My blog has always been a bit like an online diary – a place where I could offload because in real life I had no-one to offload to. I include information on my diseases I’ve found along the way which I hope you’ve all found useful, but in essence my blog is written for me. The fact that anyone ever bothers to read about my shitty life and my even shittier illnesses is simply the icing on the cake 🙂
I know I’m not everyone’s cup of tea. I loathe when people come on my blog and tell me I should be doing this, or I should be doing that – unless you have access to my medical records and are menopausal, 51, have M.E., HIT, MCAD, hEDS, Endometriosis, Adenomyosis, Polycystic ovaries and severe migraine disorder for over a quarter of a century you and I are not the same and you have no clue what I should, or should not, be taking, eating or doing. So I know I get tetchy with some of my visitors but that’s because they’re giving me advice that I absolutely did not ask for.

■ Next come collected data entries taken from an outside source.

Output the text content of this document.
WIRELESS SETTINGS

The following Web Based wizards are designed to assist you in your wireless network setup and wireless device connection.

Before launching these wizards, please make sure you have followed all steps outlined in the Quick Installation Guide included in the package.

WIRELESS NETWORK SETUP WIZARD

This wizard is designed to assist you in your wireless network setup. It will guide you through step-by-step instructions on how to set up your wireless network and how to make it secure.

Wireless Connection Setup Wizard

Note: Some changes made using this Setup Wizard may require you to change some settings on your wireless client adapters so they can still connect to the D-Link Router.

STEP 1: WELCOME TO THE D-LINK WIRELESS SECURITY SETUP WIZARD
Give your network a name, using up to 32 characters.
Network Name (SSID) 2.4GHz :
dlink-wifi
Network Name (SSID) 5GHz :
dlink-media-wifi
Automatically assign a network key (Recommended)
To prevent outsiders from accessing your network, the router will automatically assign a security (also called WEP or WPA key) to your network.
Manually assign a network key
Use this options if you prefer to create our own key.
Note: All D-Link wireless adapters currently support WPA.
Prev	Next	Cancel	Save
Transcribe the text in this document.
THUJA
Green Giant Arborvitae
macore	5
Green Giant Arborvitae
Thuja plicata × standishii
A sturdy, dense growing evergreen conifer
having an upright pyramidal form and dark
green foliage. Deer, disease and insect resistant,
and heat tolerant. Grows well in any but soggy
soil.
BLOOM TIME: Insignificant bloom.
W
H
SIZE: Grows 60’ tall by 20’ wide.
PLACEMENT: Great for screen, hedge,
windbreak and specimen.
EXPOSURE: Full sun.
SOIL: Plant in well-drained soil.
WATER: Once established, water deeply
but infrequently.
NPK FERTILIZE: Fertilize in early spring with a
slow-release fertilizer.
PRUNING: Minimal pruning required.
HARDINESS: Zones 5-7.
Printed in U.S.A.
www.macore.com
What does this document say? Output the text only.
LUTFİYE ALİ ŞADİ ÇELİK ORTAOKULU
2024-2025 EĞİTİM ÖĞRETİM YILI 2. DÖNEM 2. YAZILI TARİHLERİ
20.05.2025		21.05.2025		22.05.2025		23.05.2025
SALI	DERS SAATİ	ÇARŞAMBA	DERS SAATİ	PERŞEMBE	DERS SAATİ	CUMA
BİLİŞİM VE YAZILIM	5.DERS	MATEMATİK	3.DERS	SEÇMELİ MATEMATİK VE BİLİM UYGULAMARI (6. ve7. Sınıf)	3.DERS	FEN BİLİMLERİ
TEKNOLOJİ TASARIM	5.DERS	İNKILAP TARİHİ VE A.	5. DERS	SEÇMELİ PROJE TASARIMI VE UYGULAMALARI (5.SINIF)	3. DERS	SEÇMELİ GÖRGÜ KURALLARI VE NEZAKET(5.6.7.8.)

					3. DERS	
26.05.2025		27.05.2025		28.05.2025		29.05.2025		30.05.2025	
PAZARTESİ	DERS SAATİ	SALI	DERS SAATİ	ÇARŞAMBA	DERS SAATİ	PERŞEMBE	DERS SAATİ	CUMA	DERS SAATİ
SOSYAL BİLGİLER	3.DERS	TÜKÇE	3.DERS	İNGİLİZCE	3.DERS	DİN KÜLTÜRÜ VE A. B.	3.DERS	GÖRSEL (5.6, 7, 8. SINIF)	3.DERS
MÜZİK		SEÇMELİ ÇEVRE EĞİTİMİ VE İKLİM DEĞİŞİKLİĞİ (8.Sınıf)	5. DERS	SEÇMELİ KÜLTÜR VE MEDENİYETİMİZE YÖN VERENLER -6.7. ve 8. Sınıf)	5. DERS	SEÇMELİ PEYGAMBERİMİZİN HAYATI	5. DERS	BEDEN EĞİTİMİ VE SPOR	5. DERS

It’s also been levelled at me that I don’t like anyone to disagree with me. Quite correct. It’s like reading someone’s diary and disagreeing with their thoughts because they’re not the thoughts that you have. I can think and feel any fucking way I like and just because it’s not how someone else might think and feel doesn’t make it wrong. I wish more people got that and gave each other space to express their own unique and individual opinions and thoughts without feeling the need to constantly challenge them with a “yes, but……”. These days, if someone writes a comment that starts off evenly remotely negative I simply don’t read it.
My blog has evolved just as I have evolved. My knowledge has changed and grown over time and I think differently about many things in 2019 than I did back in 2013 when I was newly diagnosed. I don’t pretend to know everything about everything. I know enough to manage my diseases and that’s all. Having said that, I’ve survived meningitis, cheated death twice, got back on my feet after being bedridden for a decade, fought for my hEDS and MCAD diagnoses when they were relatively unknown illnesses, survived countless anaphylaxis attacks and am fit enough to do a hobby I love, to live independently and to occasionally walk my lovely little dog – and all without any knowledge of genetic mutations and methylation cycles not to mention eating gluten, sugar and dairy every day of my life alongside Pringles, Starburst and a few gallons of tea 😉 However incorrectly some people think I’m living my life I’m obviously doing something right, for me at any rate.
Blogging so openly and publicly about your life is not for the faint hearted. You make yourself vulnerable to spammers, stalkers, weirdos, the angry, the depressed, the dismissive, the judgemental, the just plain nosey and the downright bloody rude. But in return you also open your life to friendship, support, knowledge, encouragement, understanding and laughter – and it’s that which keeps me going 🙂
Thanks to you all for caring about me and my struggle. For sharing in my journey and for sharing yours with me. You’re one in a million and I am thankful for you.